Today is the 19 year mark of the attacks that happened on 9/11.
It would feel weird for me to write on this day and not write about this, or not acknowledge this today.
Obviously, that day was life-altering for everyone, and for some, more than others. If you are reading this today, and someone you loved died on that day, please feel free to leave their name and a bit of their story in the comments, so that we can honor and acknowledge your loss, and their life. And, as my good friend Tanya – who lost her firefighter fiance Sergio on 9/11 – says often: “Hold your sorrow gently.”
The impacts of 9/11 are layered for me. I was living just outside NYC at that time; in New Jersey, and I was on my way to work out on Long Island. The first plane hit the first tower while I was on the local bus that went from New Jersey into Manhattan. I didnt really understand what was going on, because we got dropped off at a different part of the city than where Ground Zero was, so it was mass confusion and people trying to figure out what was happening, minutes after it happened. The second plane hit the second tower while I was on the commuter rail train out to Long Island from the city. Once I got to the University campus where I was an Adjunct Professor, a large projector screen had been set up in the campus library and about 50 or so students were gathered standing and sitting, just watching it all unfold. Minutes after I arrived, we all watched live on the screen in front of us as the first tower crumbled and fell to the ground, and then the second. Cell phones stopped working, there was one landline on campus and a line of students and staff , all waiting anxiously to use the phone and call family to tell them they were alive. At some point, I was able to call my parents and let them know I was alive. My good friend Marina was also teaching there at the time, and her in-laws lived out on Long Island, so they took us both into their home for a couple nights after 9/11 because all entrances into Manhattan were closed off.
At the time, I had been talking with this guy Don Shepherd that I had met in an AOL Music Chat Trivia Room, for about two and a half years. We had become very good friends, we talked by phone and by instant messenger online, and we had been sending each other mix tapes of music on cassette, movies on VHS, and lots of care packages and sweet cards, me living in NJ and him living in Clearwater, Florida. We were very flirty with each other, and clearly there was something between us that was more than just friendship, but up until then, neither of us had the courage to label it or name it.
Then 9/11 happened, and Don was working his job as a paramedic that day in Florida , and I was on my way to work on Long Island, which had me passing right through the middle of Manhattan via bus and train. Don had never been to NYC. He didnt know the layout. He didnt know if I was 27 blocks away from the World Trade Center, or 2 blocks. He had my cell phone number, and that was it. He didnt know anyone else in my life, and not many of my friends knew about him yet because at that point he didnt seem real to me and I was hesitant to tell people about this incredibly sweet person I had met by accident in a 1980s-themed music chat room. When he tried calling me over and over and over, the cell towers were overworked or down or compromised, and calls werent going through for a day or two after the attacks on most peoples cell phones. I think it was either the next day or the day after that when I finally got hold of someone’s landline to give him a call and let him know I was okay. I could tell he was crying when he heard my voice. He sighed with relief and said: “I thought you were dead. I didnt know who to call or what to do. I don’t ever want to worry about you in that way ever again. I dont want to feel powerless and like I cant be there to protect you. We need to meet in person so we can decide what we are and what this is, and so I can move out there to be with you. It’s time.”

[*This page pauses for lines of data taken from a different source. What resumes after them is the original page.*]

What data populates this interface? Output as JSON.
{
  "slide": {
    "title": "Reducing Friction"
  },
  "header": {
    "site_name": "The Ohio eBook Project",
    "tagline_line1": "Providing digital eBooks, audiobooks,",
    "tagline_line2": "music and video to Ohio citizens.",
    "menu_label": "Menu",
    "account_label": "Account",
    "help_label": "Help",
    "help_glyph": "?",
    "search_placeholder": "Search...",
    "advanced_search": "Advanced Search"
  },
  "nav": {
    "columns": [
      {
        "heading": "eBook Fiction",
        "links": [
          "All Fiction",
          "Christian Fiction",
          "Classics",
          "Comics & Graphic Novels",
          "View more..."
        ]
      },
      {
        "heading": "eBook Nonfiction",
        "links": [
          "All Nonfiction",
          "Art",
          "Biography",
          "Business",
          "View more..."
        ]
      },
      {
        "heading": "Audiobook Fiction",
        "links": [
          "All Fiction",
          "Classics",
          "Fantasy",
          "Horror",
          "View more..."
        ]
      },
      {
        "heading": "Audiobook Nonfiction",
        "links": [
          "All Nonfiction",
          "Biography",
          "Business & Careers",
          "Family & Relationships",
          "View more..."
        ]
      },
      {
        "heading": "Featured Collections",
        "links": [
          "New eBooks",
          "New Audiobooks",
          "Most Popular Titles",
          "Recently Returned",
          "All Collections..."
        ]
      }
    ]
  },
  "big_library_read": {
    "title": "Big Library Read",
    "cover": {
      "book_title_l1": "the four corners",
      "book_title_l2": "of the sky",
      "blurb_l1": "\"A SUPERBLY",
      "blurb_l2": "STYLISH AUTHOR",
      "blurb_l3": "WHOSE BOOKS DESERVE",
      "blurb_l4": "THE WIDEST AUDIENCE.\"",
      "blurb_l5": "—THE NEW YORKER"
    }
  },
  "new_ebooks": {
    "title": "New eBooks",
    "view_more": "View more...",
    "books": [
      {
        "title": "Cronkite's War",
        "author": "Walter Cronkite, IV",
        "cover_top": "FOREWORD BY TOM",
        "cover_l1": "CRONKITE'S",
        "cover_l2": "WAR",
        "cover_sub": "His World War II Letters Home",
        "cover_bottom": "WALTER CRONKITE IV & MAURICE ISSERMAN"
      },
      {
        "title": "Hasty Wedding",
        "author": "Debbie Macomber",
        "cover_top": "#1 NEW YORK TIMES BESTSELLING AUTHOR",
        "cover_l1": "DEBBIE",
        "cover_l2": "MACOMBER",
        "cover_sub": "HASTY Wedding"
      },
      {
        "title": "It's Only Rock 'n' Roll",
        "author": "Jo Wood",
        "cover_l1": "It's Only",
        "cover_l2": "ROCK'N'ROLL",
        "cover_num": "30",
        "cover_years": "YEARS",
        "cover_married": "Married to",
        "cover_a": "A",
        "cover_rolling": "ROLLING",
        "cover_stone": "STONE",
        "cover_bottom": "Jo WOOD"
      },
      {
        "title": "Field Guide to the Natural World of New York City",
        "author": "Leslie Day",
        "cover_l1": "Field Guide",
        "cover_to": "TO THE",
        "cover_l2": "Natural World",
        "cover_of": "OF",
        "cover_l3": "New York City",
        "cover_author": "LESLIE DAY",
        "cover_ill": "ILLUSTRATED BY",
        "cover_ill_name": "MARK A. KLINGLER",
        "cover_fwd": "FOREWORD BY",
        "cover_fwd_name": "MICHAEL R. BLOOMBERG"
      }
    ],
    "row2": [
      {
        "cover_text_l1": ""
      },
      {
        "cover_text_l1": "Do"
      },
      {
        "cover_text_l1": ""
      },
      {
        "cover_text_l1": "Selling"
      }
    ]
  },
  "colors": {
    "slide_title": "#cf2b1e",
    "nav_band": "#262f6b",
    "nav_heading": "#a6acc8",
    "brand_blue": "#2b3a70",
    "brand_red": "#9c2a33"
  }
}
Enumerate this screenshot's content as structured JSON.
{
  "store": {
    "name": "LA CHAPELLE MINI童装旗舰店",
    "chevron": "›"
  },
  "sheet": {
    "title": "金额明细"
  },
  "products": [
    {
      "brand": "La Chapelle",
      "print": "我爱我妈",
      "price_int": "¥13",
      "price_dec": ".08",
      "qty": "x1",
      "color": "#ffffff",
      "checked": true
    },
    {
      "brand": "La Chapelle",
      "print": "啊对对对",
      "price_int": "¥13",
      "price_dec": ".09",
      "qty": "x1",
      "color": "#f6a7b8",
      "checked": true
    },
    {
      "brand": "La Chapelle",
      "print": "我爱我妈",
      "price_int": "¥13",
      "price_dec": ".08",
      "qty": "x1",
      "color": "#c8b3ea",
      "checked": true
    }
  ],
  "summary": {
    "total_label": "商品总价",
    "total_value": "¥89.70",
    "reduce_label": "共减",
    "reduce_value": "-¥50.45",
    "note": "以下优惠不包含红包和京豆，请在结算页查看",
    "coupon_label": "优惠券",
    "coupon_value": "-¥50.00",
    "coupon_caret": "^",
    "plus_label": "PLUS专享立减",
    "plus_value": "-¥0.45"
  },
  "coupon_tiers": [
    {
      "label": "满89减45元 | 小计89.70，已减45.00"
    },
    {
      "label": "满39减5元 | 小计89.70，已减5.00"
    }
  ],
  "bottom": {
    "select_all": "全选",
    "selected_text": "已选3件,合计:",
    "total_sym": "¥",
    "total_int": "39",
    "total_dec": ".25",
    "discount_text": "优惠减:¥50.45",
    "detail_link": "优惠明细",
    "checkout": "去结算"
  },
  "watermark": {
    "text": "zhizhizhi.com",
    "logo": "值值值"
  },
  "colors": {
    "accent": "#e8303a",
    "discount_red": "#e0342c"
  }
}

And so we did. We made plans for him to fly to New York, and stay for a week, and see what happened. What happened is that we fell in love, and lived happily ever after as a married couple for 4 years and 9 months, until his sudden death.
The idea of one of us not being okay or dying, and the other one being powerless to stop it all the way in another state, was what catapulted our relationship to go from two people talking on the internet into moving in together and starting our life.
Im so thankful for the short time we had together, and for the love we shared and will always share. These days, when my instinct is taking me in a direction that feels right, I dont waste much time staying in nuetral. I move toward that thing or that person or that dream that is calling out to me both loudly and softly. I follow that voice. I follow that breeze, and I allow it to carry me home.